Vorbericht

Volldampf voraus


Die Formkurve der Pirnaer Ballwerfer zeigt deutlich nach oben. Das haben die vergangenen Partien gezeigt. Nicht zuletzt der eindrucks- und stimmungsvolle erste Auswärtserfolg seit mehr als eineinhalb Jahren gibt zurecht Anlass, dass die Elbestädter endgültig in der Mitteldeutschen Oberliga angekommen sind.

Am siebten Spieltag der aktuellen Saison treffen die Schützlinge des HSV-Trainer-Gespanns Hübner/Milicevic nun auf den um einen Rang besser platzierten HC Glauchau/Meerane - Die Zuschauer in der Sonnenstein-Arena erwartet am Samstagabend um 19.30 Uhr also ein Aufeinandertreffen der unmittelbaren Tabellennachbarn.

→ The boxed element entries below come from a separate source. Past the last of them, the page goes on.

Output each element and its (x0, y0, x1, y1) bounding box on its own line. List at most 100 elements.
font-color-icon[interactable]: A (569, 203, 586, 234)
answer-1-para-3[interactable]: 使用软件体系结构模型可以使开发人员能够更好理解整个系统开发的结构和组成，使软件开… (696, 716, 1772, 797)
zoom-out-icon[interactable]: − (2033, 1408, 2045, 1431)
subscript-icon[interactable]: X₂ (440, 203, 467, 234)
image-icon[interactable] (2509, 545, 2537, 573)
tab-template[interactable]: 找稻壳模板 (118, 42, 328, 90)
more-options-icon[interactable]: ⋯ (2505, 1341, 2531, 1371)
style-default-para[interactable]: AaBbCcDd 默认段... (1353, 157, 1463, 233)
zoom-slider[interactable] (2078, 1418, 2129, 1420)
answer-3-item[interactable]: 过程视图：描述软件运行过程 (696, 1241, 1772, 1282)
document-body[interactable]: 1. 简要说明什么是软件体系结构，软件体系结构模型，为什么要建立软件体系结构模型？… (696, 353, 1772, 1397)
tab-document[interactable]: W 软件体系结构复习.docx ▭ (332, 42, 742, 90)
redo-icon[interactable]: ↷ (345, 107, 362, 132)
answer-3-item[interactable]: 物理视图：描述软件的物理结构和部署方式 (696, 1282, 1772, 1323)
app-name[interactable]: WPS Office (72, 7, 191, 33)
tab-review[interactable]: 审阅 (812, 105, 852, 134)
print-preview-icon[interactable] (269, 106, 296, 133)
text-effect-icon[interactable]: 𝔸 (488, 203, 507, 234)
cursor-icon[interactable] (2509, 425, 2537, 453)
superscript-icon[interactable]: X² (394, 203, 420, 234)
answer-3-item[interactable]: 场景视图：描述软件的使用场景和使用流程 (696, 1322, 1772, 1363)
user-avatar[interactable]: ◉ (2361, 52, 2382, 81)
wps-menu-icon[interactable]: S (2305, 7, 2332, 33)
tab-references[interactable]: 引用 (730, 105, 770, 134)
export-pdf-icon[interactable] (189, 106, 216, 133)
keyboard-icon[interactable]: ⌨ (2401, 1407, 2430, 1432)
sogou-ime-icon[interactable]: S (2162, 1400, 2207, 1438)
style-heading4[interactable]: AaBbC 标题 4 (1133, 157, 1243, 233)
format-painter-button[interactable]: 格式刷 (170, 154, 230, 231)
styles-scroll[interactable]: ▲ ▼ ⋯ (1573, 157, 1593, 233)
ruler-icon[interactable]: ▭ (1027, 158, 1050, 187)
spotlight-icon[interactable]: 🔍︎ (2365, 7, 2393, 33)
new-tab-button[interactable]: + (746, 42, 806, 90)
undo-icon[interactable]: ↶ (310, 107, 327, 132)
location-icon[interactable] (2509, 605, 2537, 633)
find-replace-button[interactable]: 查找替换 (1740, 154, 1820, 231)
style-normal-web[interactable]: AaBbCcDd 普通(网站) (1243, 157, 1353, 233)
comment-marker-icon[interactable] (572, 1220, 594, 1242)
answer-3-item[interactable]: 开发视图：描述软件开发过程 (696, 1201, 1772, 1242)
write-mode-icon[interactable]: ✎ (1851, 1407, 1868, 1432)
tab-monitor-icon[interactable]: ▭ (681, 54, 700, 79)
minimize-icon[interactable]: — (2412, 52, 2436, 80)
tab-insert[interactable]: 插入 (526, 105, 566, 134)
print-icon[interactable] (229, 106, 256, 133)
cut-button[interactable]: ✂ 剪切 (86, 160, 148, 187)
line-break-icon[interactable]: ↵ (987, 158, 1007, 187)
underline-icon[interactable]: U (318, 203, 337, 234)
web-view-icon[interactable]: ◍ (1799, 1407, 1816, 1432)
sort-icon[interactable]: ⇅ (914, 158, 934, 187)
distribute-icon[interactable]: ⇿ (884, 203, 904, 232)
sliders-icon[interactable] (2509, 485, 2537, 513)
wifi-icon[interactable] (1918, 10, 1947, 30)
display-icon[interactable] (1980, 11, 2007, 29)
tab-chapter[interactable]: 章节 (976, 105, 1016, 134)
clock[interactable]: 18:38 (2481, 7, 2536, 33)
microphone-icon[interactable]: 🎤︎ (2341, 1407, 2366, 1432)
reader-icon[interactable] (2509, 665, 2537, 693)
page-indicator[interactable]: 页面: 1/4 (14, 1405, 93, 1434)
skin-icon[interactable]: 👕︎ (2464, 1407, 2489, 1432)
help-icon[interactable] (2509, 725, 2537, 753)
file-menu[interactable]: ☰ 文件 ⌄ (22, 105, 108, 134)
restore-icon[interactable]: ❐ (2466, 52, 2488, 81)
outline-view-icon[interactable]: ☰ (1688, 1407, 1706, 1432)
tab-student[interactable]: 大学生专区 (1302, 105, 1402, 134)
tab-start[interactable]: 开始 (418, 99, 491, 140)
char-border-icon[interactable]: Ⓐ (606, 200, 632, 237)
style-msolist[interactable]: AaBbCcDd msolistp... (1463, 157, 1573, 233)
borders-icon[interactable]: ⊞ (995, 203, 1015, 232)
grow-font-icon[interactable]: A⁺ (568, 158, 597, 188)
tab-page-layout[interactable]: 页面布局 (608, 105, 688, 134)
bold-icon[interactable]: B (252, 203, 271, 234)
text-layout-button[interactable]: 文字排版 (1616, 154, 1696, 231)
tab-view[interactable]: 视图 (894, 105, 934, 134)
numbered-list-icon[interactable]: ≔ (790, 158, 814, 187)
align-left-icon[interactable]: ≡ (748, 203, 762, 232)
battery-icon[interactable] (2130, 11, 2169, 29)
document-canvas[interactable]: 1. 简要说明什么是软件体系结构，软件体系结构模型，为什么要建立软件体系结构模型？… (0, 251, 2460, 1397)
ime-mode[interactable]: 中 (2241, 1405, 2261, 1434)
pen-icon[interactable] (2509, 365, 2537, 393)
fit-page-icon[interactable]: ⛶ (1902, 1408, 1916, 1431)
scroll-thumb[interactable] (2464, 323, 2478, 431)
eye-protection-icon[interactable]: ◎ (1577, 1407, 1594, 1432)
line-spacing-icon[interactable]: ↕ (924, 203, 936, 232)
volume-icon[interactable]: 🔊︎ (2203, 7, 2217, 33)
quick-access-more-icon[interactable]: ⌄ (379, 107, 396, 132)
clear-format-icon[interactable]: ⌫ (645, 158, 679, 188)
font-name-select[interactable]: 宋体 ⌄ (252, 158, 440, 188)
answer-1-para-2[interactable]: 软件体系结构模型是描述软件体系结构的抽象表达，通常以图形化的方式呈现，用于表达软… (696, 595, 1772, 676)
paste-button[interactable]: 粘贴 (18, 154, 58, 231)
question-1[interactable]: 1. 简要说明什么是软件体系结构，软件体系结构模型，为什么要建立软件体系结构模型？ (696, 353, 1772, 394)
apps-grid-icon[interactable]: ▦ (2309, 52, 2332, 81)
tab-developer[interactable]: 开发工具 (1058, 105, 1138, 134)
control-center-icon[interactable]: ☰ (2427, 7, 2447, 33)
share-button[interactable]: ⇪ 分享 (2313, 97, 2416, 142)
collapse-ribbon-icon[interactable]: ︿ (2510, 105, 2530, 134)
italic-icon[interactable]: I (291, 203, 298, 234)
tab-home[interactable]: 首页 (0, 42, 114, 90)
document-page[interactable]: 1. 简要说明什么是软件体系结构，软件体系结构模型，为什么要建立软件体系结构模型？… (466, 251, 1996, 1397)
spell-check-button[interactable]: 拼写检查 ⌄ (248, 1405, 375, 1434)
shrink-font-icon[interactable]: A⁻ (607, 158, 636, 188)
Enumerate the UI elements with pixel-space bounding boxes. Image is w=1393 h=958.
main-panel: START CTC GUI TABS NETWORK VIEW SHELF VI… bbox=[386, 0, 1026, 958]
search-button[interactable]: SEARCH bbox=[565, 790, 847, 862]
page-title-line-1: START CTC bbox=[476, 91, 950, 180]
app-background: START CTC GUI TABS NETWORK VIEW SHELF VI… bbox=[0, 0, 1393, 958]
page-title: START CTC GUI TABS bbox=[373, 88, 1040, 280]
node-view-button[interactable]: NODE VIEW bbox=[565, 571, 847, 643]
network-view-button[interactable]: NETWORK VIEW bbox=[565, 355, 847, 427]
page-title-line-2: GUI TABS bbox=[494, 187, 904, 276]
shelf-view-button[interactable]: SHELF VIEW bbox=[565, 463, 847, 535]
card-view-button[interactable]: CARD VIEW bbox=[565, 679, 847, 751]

Nach wie vor gilt im Lager der sächsischen Eisenbahner, in jedem Heimspiel genug Kohlen im Kessel zu haben, um den jeweiligen Kontrahenten ohne Punkte auf die Heimreise zu schicken. "Wir haben uns in den vergangenen Partien genügend Selbstbewusstsein erarbeitet, um insbesondere in heimischer Halle jeden Gegner der Liga schlagen zu können", weiß auch Coach Alexander Hübner um die gewachsene mentale Stärke seines Teams. "So waren wir gerade in der letzten Partie gegen die HSG Freiberg jederzeit in der Lage, uns perfekt auf jede Situation einzustellen", möchte Hübner selbiges von seinen Jungs auch im Duell gegen die Westsachsen verinnerlicht wissen. Mit dem HC Glauchau/Meerane haben Torsten Schneider und seine Teamkameraden nun einen Kontrahenten vor der Brust, der in der vergangenen Spielzeit als Tabellenführer der Mitteldeutschen Oberliga lange den Platz an der Sonne inne hatte, auf der Zielgeraden jedoch dem USV Halle und dem HC Einheit Plauen den Vortritt lassen musste und am Ende der Saison auf dem Bronze-Rang einfuhr. Mit 22:4 Punkten hatte das Team von HC-Trainer Vasile Sajenev dabei eine hervorragende Heimbilanz aufzuweisen, auswärts kamen seine Mannen zu einem ausgeglichenen Punkteverhältnis von 13:13-Zählern.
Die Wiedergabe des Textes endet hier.